Coming in the wake of much speculation that Numsa will break ranks – not only with the tripartite alliance, but also Cosatu – the discussion documents do not provide answers, but ask key questions which about 1 200 delegates to the Numsa special congress from December 13 must answer.

An analysis of the 2009 ANC election manifesto finds shortcomings in pretty much all areas, except in extending the number of no-fee schools, described as a success, and progress in rolling out school feeding schemes, reducing child mortality and introducing safe public transport through the bus rapid transit systems in Johannesburg and Cape Town. “It is clear that there is a big problem with election manifestos. They are filled with promises, many of which fail to materialise. Elections can very easily be based on commitments which are never fulfilled in practice,” says the discussion document on next year’s polls.

The jury was also still out on Cosatu leaders joining the ANC national executive committee (NEC), its highest decision-making body between national conferences – as a handful, including Cosatu president S’dumo Dlamini, did at last year’s Mangaung ANC conference.

“Numsa has been doubtful of this strategy. History will tell whether it has had any success,” the election discussion document says, while the discussion document on the alliance asks: “What do we think the Cosatu representatives elected on to the ANC NEC at Mangaung have achieved?”

Even though trade unionists have joined the ANC government, the documents say they “very quickly forget where they have come from. They join the rest of the leadership of the ANC in implementing policies which fail to prioritise the working class and the poor”.

But also under scrutiny at the Numsa special congress will be whether the tripartite alliance of the ANC, SACP and labour federation Cosatu is setting the correct tone in driving policy direction.

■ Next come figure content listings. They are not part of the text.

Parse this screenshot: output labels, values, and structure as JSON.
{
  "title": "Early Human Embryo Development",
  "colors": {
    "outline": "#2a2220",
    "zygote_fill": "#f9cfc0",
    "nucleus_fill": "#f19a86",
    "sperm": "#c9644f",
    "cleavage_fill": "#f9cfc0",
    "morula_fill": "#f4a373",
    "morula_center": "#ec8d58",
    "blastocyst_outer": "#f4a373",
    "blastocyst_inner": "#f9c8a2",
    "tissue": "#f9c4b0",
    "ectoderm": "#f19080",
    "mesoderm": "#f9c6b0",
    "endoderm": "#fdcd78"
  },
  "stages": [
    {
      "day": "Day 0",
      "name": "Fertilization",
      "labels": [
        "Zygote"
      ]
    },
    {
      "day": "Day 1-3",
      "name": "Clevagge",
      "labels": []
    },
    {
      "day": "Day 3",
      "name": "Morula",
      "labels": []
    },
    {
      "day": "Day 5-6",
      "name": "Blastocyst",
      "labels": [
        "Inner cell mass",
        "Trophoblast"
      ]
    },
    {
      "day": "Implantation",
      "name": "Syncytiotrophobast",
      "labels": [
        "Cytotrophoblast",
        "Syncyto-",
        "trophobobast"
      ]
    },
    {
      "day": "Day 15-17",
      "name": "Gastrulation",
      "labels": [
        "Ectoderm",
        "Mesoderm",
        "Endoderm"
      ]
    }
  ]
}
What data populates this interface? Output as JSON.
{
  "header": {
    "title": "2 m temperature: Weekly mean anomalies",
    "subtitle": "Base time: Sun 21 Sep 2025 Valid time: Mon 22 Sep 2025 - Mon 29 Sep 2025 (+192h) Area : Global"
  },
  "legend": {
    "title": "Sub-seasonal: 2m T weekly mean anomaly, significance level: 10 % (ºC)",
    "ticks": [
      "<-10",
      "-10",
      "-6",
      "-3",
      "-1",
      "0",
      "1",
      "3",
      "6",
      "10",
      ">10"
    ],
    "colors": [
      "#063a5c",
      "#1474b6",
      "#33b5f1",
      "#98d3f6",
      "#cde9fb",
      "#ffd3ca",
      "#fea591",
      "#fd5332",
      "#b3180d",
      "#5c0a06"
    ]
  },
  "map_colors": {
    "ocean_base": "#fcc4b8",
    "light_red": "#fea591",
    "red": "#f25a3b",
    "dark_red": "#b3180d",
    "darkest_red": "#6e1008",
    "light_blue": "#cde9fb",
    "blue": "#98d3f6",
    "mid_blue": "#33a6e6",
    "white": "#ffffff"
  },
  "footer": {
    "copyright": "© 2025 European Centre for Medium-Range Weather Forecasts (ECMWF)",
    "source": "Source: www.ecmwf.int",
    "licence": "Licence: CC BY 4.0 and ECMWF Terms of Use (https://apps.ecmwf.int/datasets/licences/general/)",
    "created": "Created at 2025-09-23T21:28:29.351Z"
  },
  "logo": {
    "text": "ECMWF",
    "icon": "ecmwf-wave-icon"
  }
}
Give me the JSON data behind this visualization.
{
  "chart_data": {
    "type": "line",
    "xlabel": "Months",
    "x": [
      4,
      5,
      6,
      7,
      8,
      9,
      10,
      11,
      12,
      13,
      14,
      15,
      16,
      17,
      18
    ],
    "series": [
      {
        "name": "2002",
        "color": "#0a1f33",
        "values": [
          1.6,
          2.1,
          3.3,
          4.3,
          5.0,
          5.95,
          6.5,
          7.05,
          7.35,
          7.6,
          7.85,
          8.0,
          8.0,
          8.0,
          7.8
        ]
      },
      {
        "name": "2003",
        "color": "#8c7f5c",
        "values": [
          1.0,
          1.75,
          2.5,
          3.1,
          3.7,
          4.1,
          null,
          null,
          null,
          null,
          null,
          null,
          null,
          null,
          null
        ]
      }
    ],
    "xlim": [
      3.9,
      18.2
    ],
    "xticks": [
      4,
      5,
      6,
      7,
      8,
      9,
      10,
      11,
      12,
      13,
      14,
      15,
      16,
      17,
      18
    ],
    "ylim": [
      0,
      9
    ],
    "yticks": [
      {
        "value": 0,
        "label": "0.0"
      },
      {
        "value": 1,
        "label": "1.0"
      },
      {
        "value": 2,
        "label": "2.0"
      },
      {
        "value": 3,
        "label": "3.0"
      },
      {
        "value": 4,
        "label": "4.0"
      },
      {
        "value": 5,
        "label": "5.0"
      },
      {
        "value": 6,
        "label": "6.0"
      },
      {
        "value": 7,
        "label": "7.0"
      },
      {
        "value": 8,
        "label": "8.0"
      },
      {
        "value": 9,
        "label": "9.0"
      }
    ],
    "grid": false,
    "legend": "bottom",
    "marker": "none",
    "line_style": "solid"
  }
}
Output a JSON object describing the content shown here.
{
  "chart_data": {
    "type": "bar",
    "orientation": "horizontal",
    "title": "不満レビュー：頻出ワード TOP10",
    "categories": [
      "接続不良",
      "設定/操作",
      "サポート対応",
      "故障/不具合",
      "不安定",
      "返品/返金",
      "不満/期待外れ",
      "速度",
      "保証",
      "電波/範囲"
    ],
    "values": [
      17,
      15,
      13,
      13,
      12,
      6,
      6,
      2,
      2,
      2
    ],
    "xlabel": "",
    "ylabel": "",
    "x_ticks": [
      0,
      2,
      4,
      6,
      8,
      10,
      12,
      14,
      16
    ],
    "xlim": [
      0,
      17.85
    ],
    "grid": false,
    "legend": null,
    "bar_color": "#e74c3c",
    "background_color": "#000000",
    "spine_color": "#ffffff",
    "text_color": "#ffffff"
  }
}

Arguing that ANC leaders were not “working-class orientated”, and that the adoption of the NDP did little to further what the Freedom Charter stipulated, the discussion document on the alliance repeated previous top-brass decisions that the current policy trajectory would not take South Africa forward.

Numsa’s rejection of the NDP, the blueprint to reduce poverty and inequality by 2030, as “right wing”, and a cut-and-paste of opposition DA policies, is well known.

While many Cosatu affiliates have expressed deep reservations about the economic proposals of the NDP, the attitude has been more conciliatory: the recent alliance econ-omic summit agreed to resolve disagreements through a task team.

However, last month Cosatu expressed its disappointment over the lack of commitment from the ANC in attending the one meeting subsequently held by the task team.

But the Numsa special congress will also have to decide on a roll-out of campaigns in various phases in the first half of next year against the youth wage subsidy, set out in the Employment Tax Incentive Bill, for the nationalisation of mines, the Reserve Bank and an end to inflation targeting.